The Titan continued to crunch down on the vessel, but it fed on more than just what entered its mouth. The entire device grew weaker and weaker as it fed, power of all kinds flowing into the Titan. Soulfire, willpower, authority, madra, aura…it all went to fill the empty space inside the Titan.
For now.
It knew that the hunger would return. It always did. But in the moments when it fed, it was content to do nothing else. It hadn’t been truly satisfied since its birth.
Then it caught the scent of something irresistible.
Its stone head snapped up, and one of the cliffs around it snapped off and shattered to dust on its shoulder. This was the smell of the original.
The Titan reached up to the surface and began to haul itself up. It was going to return to the origin of this scent, and maybe it would finally be satisfied.
Or so it thought. Until the golden aura on which it had fed flashed white.
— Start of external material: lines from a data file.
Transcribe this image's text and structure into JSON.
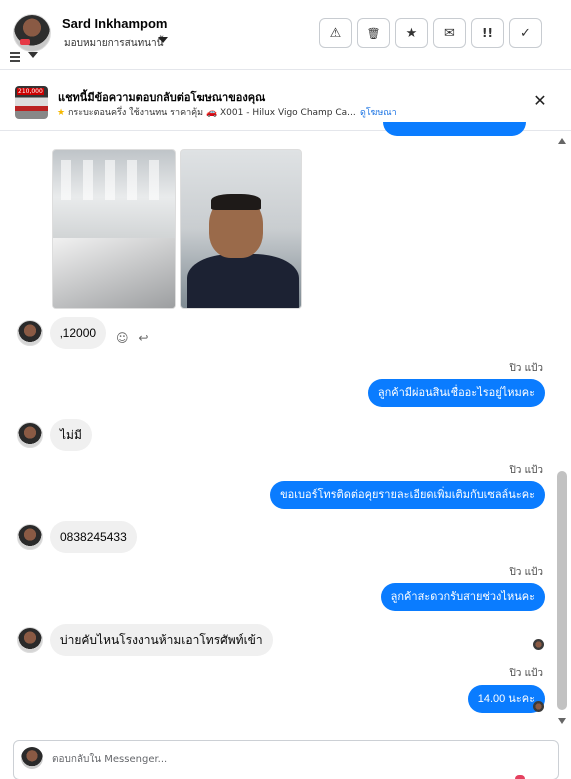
{
  "header": {
    "contact_name": "Sard Inkhampom",
    "assign_label": "มอบหมายการสนทนานี้",
    "actions": [
      {
        "name": "report-button",
        "glyph": "⚠"
      },
      {
        "name": "delete-button",
        "glyph": "🗑"
      },
      {
        "name": "star-button",
        "glyph": "★"
      },
      {
        "name": "mark-unread-button",
        "glyph": "✉"
      },
      {
        "name": "mark-spam-button",
        "glyph": "!!"
      },
      {
        "name": "mark-done-button",
        "glyph": "✓"
      }
    ]
  },
  "ad": {
    "title": "แชทนี้มีข้อความตอบกลับต่อโฆษณาของคุณ",
    "subtitle": "กระบะตอนครึ่ง ใช้งานทน ราคาคุ้ม 🚗 X001 - Hilux Vigo Champ Ca...",
    "link": "ดูโฆษณา",
    "thumb_price": "210,000",
    "close_glyph": "✕"
  },
  "messages": {
    "m1": "‚12000",
    "s1": "ปิว แป้ว",
    "o1": "ลูกค้ามีผ่อนสินเชื่ออะไรอยู่ไหมคะ",
    "m2": "ไม่มี",
    "s2": "ปิว แป้ว",
    "o2": "ขอเบอร์โทรติดต่อคุยรายละเอียดเพิ่มเติมกับเซลล์นะคะ",
    "m3": "0838245433",
    "s3": "ปิว แป้ว",
    "o3": "ลูกค้าสะดวกรับสายช่วงไหนคะ",
    "m4": "บ่ายคับไหนโรงงานห้ามเอาโทรศัพท์เข้า",
    "s4": "ปิว แป้ว",
    "o4": "14.00  นะคะ"
  },
  "reactions": {
    "emoji": "☺",
    "reply": "↩"
  },
  "composer": {
    "placeholder": "ตอบกลับใน Messenger..."
  }
}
Then, at last, it got a taste of what it meant to feel content.
Everything else it had ever eaten was nothing. It was just a lick, while this was a full meal. The aura streamed into it, accompanied by a nourishing will. Its soul swelled, pushing deeper into its body. Its muscles bulged and its skin hardened. Its eyes glowed brighter.
The Titan felt like it did when it awakened from the long sleep, but now it was awakening even further. Now, it was more awake than it had ever been.
With more agility than it had been capable of a moment before, the Wandering Titan slid out of its chasm. This time, it was conscious of all the lives that were lost as the ground cracked and crumbled for miles around.